The LS 400 will be the first car in the US equipped with Traction Control. Similar in function to antiskid brakes, which the LS 400 also features, the device helps maintain stability and maximum traction during heavy acceleration or when driving on slick surfaces.

The optional cellular phone will be linked to the car stereo system for hands-free operation, and can be dialed by pressing a button on the steering wheel.

Perkins expects 25 percent of Lexus buyers to trade in their Japanese vehicles. The rest, he hopes, will trade in European or US luxury vehicles.

But Chris Cedergren, an auto analyst with J.D. Power & Associates, is skeptical: ``The Japanese are not going to get traditional European car buyers,'' he says. There is a unique ``European feel that is hard to describe and which no one has yet been able to duplicate,'' he adds.

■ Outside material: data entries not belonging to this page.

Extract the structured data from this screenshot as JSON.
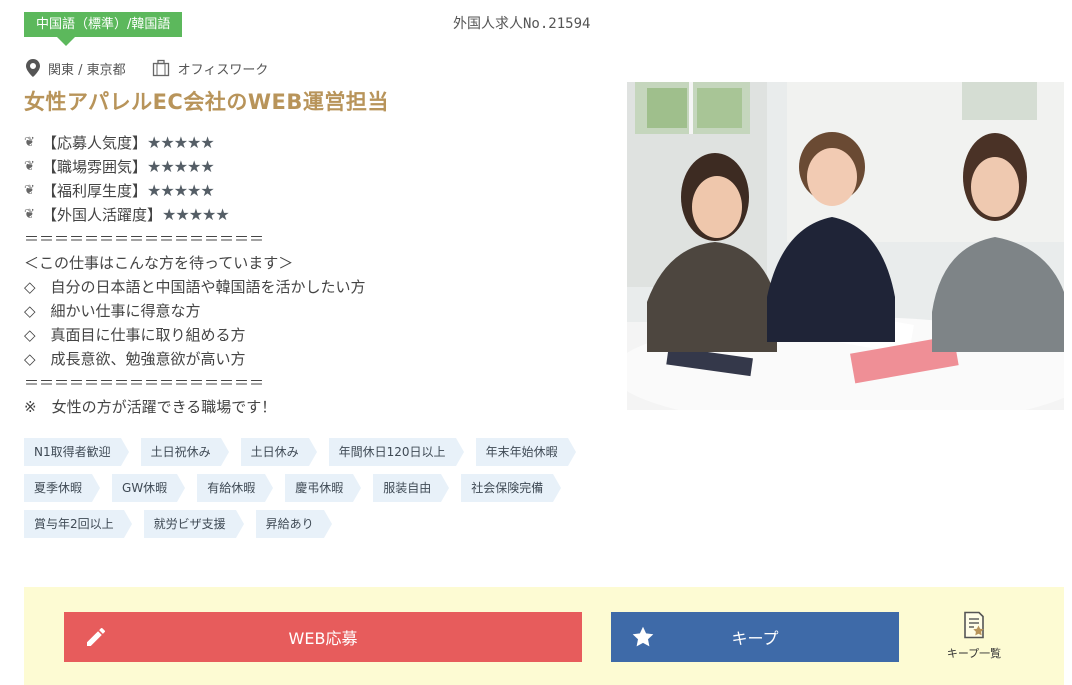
{
  "header": {
    "language_badge": "中国語（標準）/韓国語",
    "job_number": "外国人求人No.21594"
  },
  "meta": {
    "location": "関東 / 東京都",
    "job_type": "オフィスワーク"
  },
  "job": {
    "title": "女性アパレルEC会社のWEB運営担当"
  },
  "ratings": [
    {
      "label": "【応募人気度】",
      "stars": "★★★★★"
    },
    {
      "label": "【職場雰囲気】",
      "stars": "★★★★★"
    },
    {
      "label": "【福利厚生度】",
      "stars": "★★★★★"
    },
    {
      "label": "【外国人活躍度】",
      "stars": "★★★★★"
    }
  ],
  "rating_icon": "❦",
  "description": {
    "divider": "＝＝＝＝＝＝＝＝＝＝＝＝＝＝＝＝",
    "heading": "＜この仕事はこんな方を待っています＞",
    "items": [
      "◇　自分の日本語と中国語や韓国語を活かしたい方",
      "◇　細かい仕事に得意な方",
      "◇　真面目に仕事に取り組める方",
      "◇　成長意欲、勉強意欲が高い方"
    ],
    "note": "※　女性の方が活躍できる職場です！"
  },
  "tags": {
    "row1": [
      "N1取得者歓迎",
      "土日祝休み",
      "土日休み",
      "年間休日120日以上",
      "年末年始休暇"
    ],
    "row2": [
      "夏季休暇",
      "GW休暇",
      "有給休暇",
      "慶弔休暇",
      "服装自由",
      "社会保険完備"
    ],
    "row3": [
      "賞与年2回以上",
      "就労ビザ支援",
      "昇給あり"
    ]
  },
  "actions": {
    "apply_label": "WEB応募",
    "keep_label": "キープ",
    "keep_list_label": "キープ一覧"
  },
  "colors": {
    "badge": "#5cb85c",
    "title": "#b8945a",
    "apply": "#e75c5c",
    "keep": "#3e6aa8",
    "action_bar": "#fdfbd3",
    "tag_bg": "#e8f1f9"
  },
  "icons": {
    "location": "map-pin-icon",
    "job_type": "briefcase-icon",
    "apply": "pencil-icon",
    "keep": "star-icon",
    "keep_list": "document-star-icon"
  }
}
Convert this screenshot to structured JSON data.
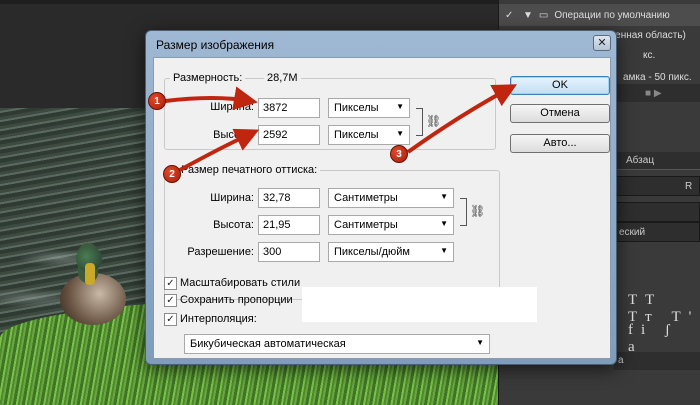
{
  "right_panel": {
    "actions": [
      {
        "label": "Операции по умолчанию",
        "checked": true,
        "expanded": true
      },
      {
        "label": "Виньетка (выделенная область)",
        "checked": true
      },
      {
        "label": "кс.",
        "checked": true
      },
      {
        "label": "амка - 50 пикс.",
        "checked": true
      },
      {
        "label": "",
        "checked": false
      }
    ],
    "tab_label": "Абзац",
    "char_row_1": "R",
    "char_row_2": "",
    "char_row_3": "еский",
    "text_styles_1": "TT Tт T'",
    "text_styles_2": "fi ʃ a",
    "bottom_label": "а"
  },
  "dialog": {
    "title": "Размер изображения",
    "close_label": "✕",
    "pixel_size_label": "Размерность:",
    "pixel_size_value": "28,7M",
    "width_label": "Ширина:",
    "width_value": "3872",
    "width_unit": "Пикселы",
    "height_label": "Высота:",
    "height_value": "2592",
    "height_unit": "Пикселы",
    "print_legend": "Размер печатного оттиска:",
    "print_width_label": "Ширина:",
    "print_width_value": "32,78",
    "print_width_unit": "Сантиметры",
    "print_height_label": "Высота:",
    "print_height_value": "21,95",
    "print_height_unit": "Сантиметры",
    "resolution_label": "Разрешение:",
    "resolution_value": "300",
    "resolution_unit": "Пикселы/дюйм",
    "ok_label": "OK",
    "cancel_label": "Отмена",
    "auto_label": "Авто...",
    "scale_styles_label": "Масштабировать стили",
    "constrain_label": "Сохранить пропорции",
    "resample_label": "Интерполяция:",
    "resample_method": "Бикубическая автоматическая",
    "scale_styles_checked": true,
    "constrain_checked": true,
    "resample_checked": true
  },
  "annotations": {
    "marker_1": "1",
    "marker_2": "2",
    "marker_3": "3",
    "arrow_color": "#c0260f"
  }
}
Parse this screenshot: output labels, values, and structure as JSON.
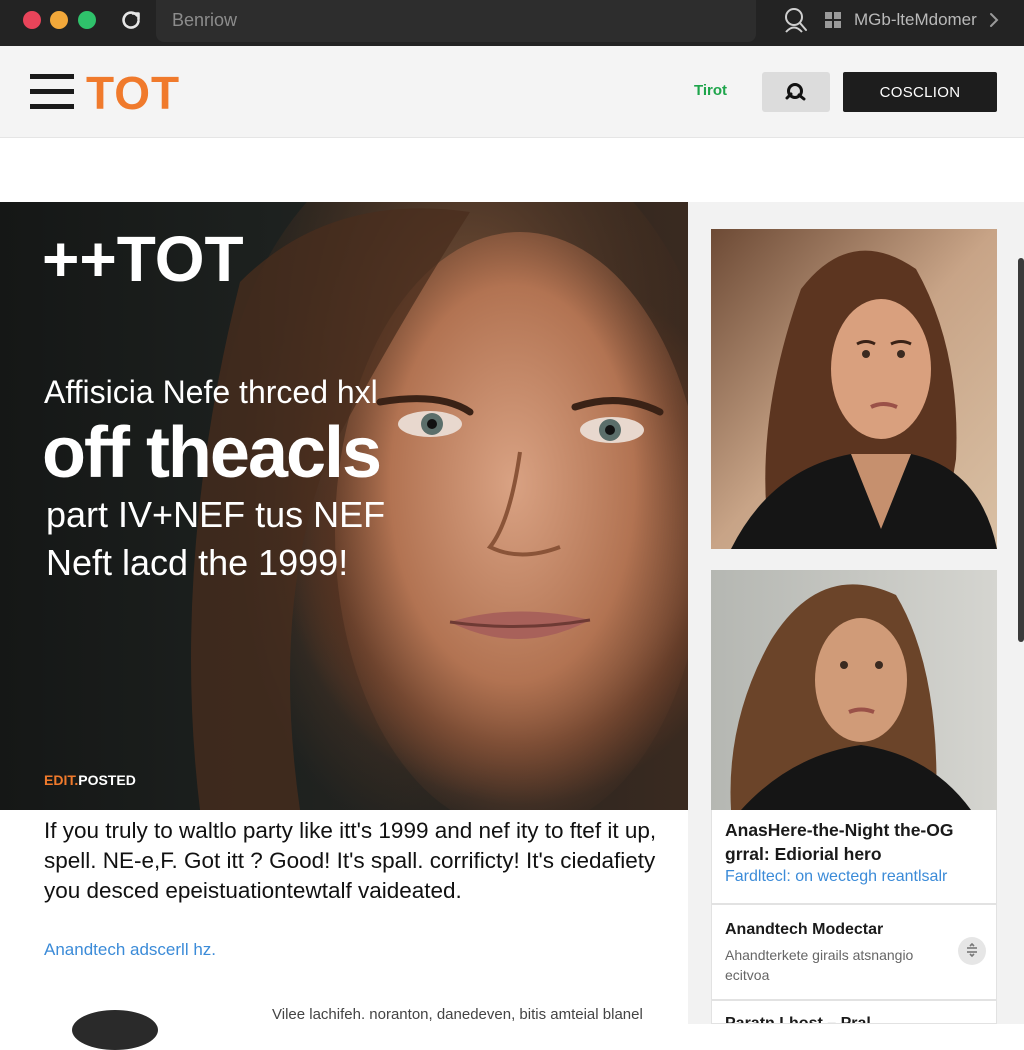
{
  "browser": {
    "url_text": "Benriow",
    "account_label": "MGb-lteMdomer"
  },
  "header": {
    "logo": "TOT",
    "nav_link": "Tirot",
    "cta_label": "COSCLION"
  },
  "hero": {
    "brand": "++TOT",
    "kicker": "Affisicia Nefe thrced hxl",
    "title": "off theacls",
    "subtitle_line1": "part IV+NEF tus NEF",
    "subtitle_line2": "Neft lacd the 1999!",
    "tag_accent": "EDIT.",
    "tag_label": "POSTED"
  },
  "article": {
    "body": "If you truly to waltlo party like itt's 1999 and nef ity to ftef it up, spell. NE-e,F. Got itt ? Good! It's spall. corrificty! It's ciedafiety you desced epeistuationtewtalf vaideated.",
    "link": "Anandtech adscerll hz.",
    "bottom_text": "Vilee lachifeh. noranton, danedeven, bitis amteial blanel"
  },
  "sidebar": {
    "card1_title": "AnasHere-the-Night the-OG grral: Ediorial hero",
    "card1_meta": "Fardltecl: on wectegh reantlsalr",
    "card2_title": "Anandtech Modectar",
    "card2_desc": "Ahandterkete girails atsnangio ecitvoa",
    "card3_title": "Paratn Lhost – Pral"
  }
}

To that end, Toyota designers and engineers spent three years tearing apart competitors' vehicles, trying to quantify everything from the texture of the leather and the feel of the switches used in European luxury cars. Mr. Uchida spent months talking to American luxury car buyers about what and why they buy.

The biggest draw of the LS 400, however, may be its price. Rising prices have cut sharply into European luxury car sales. At $35,000, the LS 400 will be priced well below many competitive vehicles, and that may be just the statistic that attracts many potential buyers.